WrongSizeGlass writes "MSNBC is carrying Newsweek reporting on two new security breaches at Los Alamos. Both of these latest incidents were 'human error' on the part of employees. In one, an e-mail containing classified material was sent over the open Internet rather than through the secure defense network. In the other incident, an employee took his lab laptop on vacation to Ireland, where it was stolen out of his hotel room. The machine reportedly contained government documents of a sensitive nature."

Dirty email is not as ludicrous as it sounds

[mathimus1863]

The email thing happens occasionally at my office. Sometimes, there are certain numbers that are classified in a particular context, but the other information is not. For instance, someone who is working on new type of laser may be able to talk about the laser (the knowledge of the technology is unclassified), as long as they don't disclose certain properties of it (for instance, its specific power and waveband may be classified).
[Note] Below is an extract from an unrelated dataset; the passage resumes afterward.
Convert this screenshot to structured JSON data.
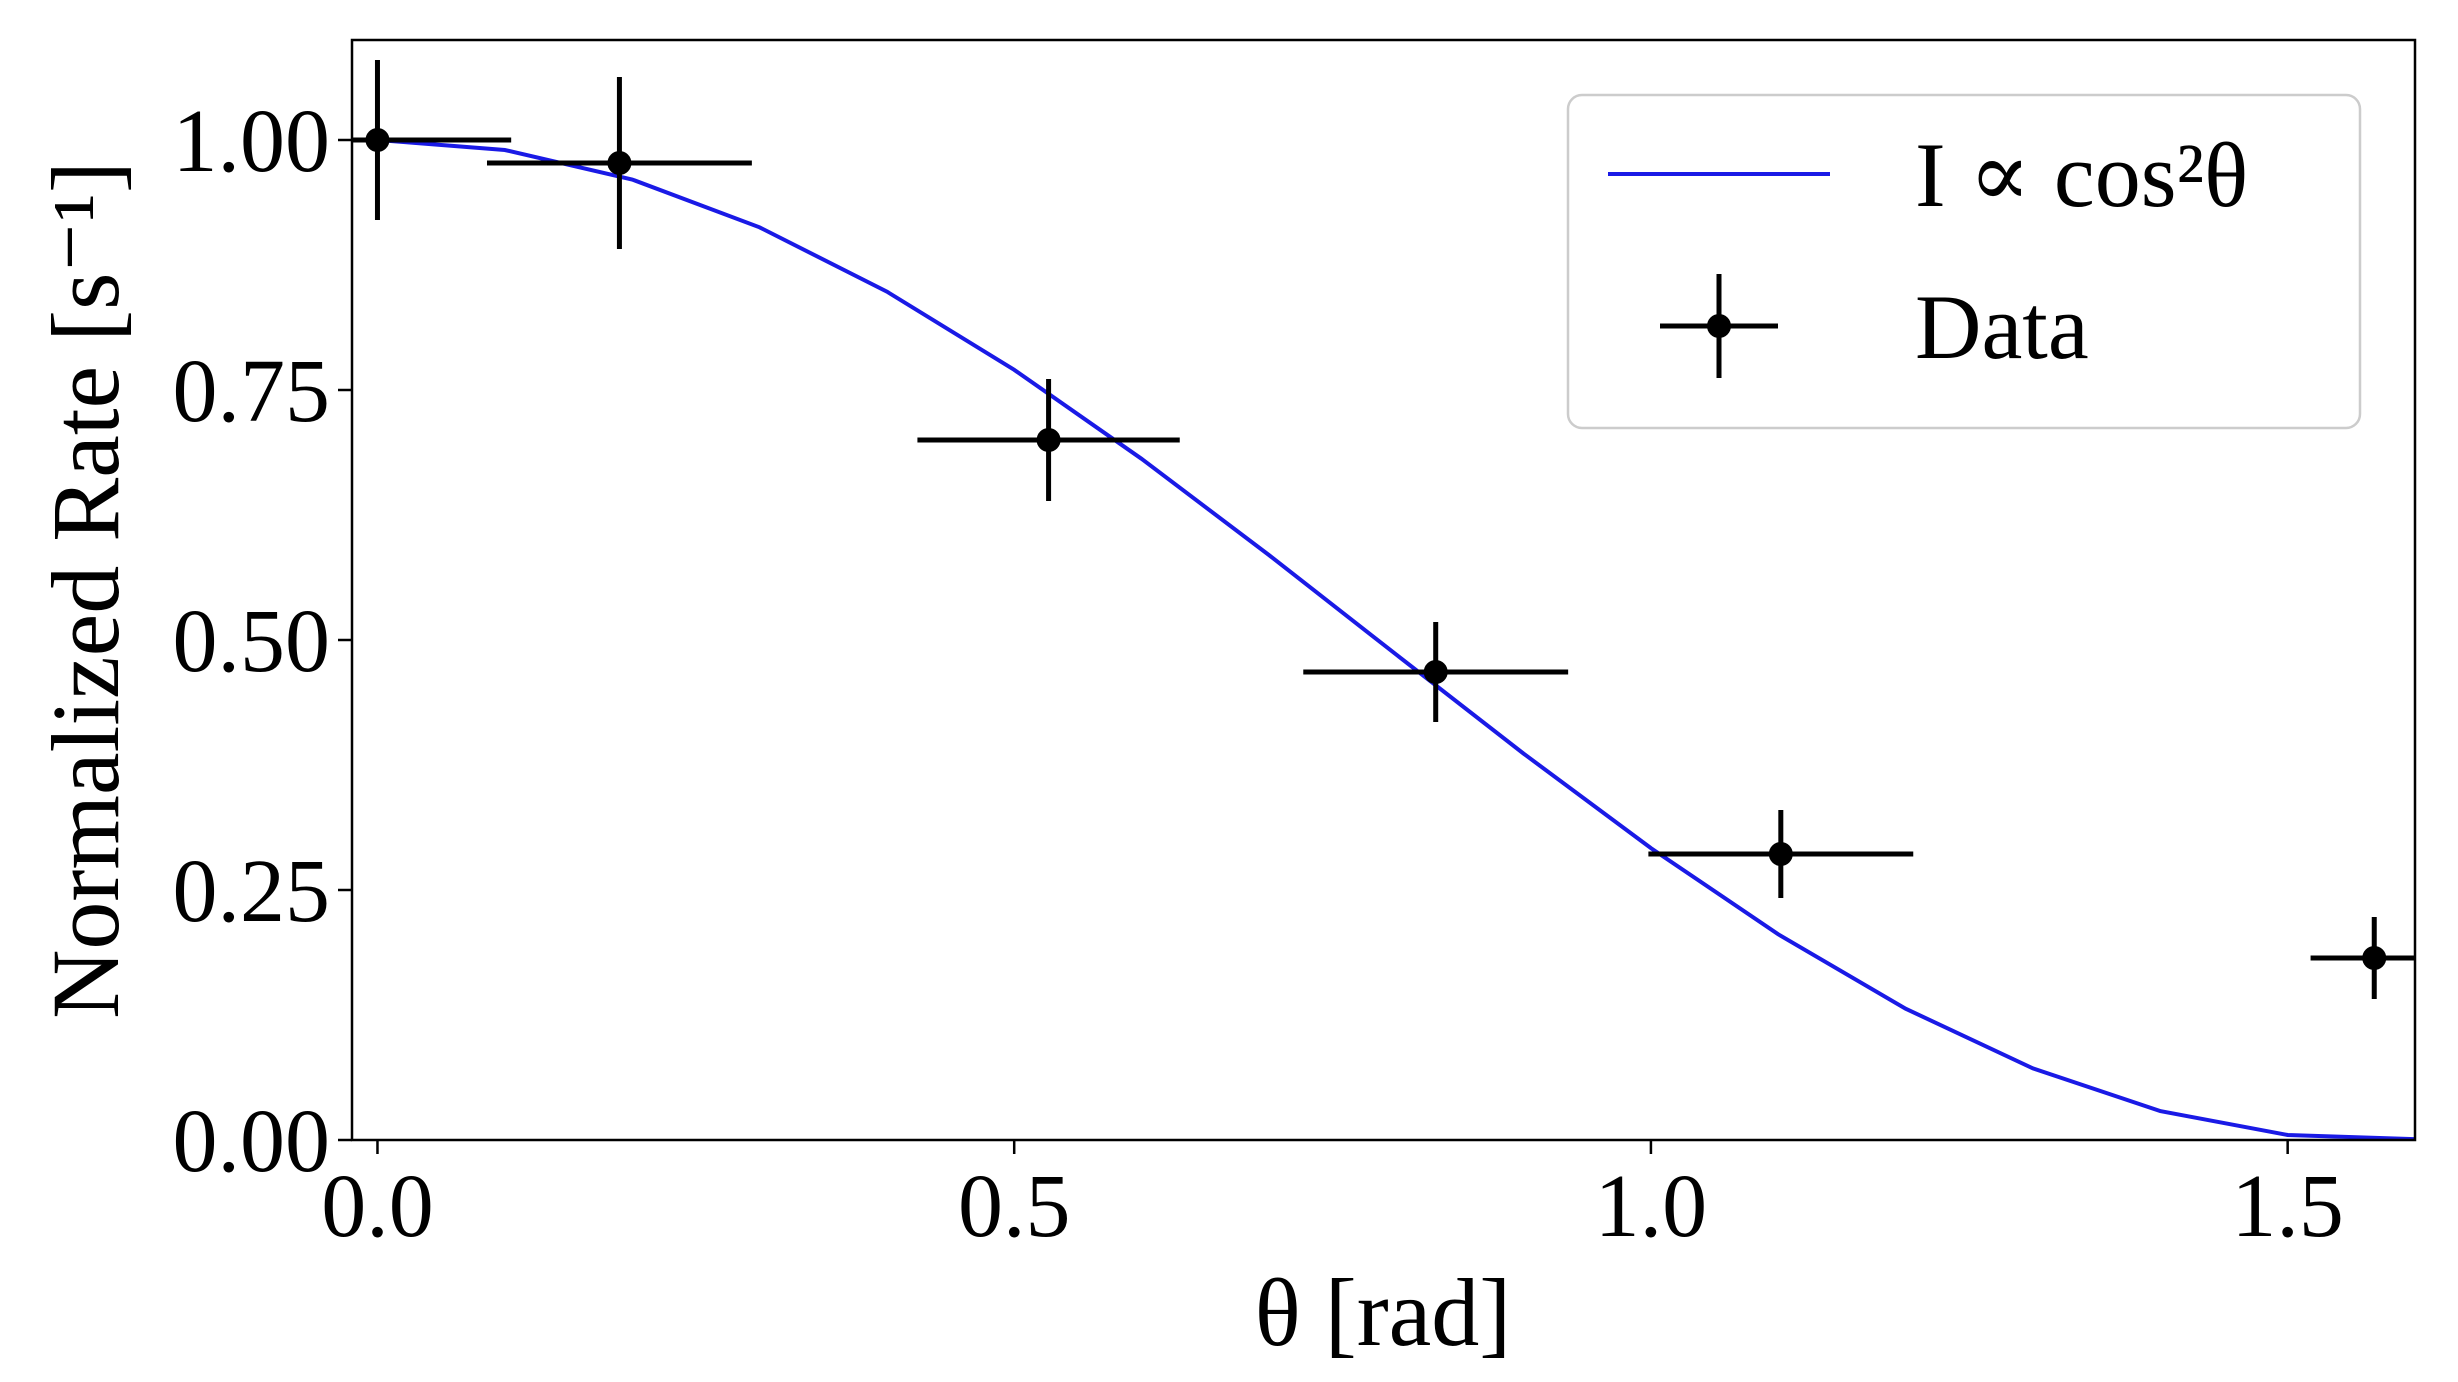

I frequently see situations where a particular classified value could be derived from 3 other values. Typically, only one or two of those three values will be classified. If you work a lot with those numbers, it can be easy to forget which one is the classified value and drop it in an email to a coworker to clarify information That would be a security violation.

Another example is resolution of data. In the past, I have seen that certain data is classified only if specified to a certain number of significant digits (usually >1). Or, certain dates may be classified, but the month of the event is unclassified. Or specifying any more accurately than the Quarter may be classified.

Not to mention you can be told a classified number and the person forgets to tell you its classified. This happened recently. The guy who heard it dropped the number in an email and got a security violation. You can see how uncertainty of classifications can sneak into people's heads.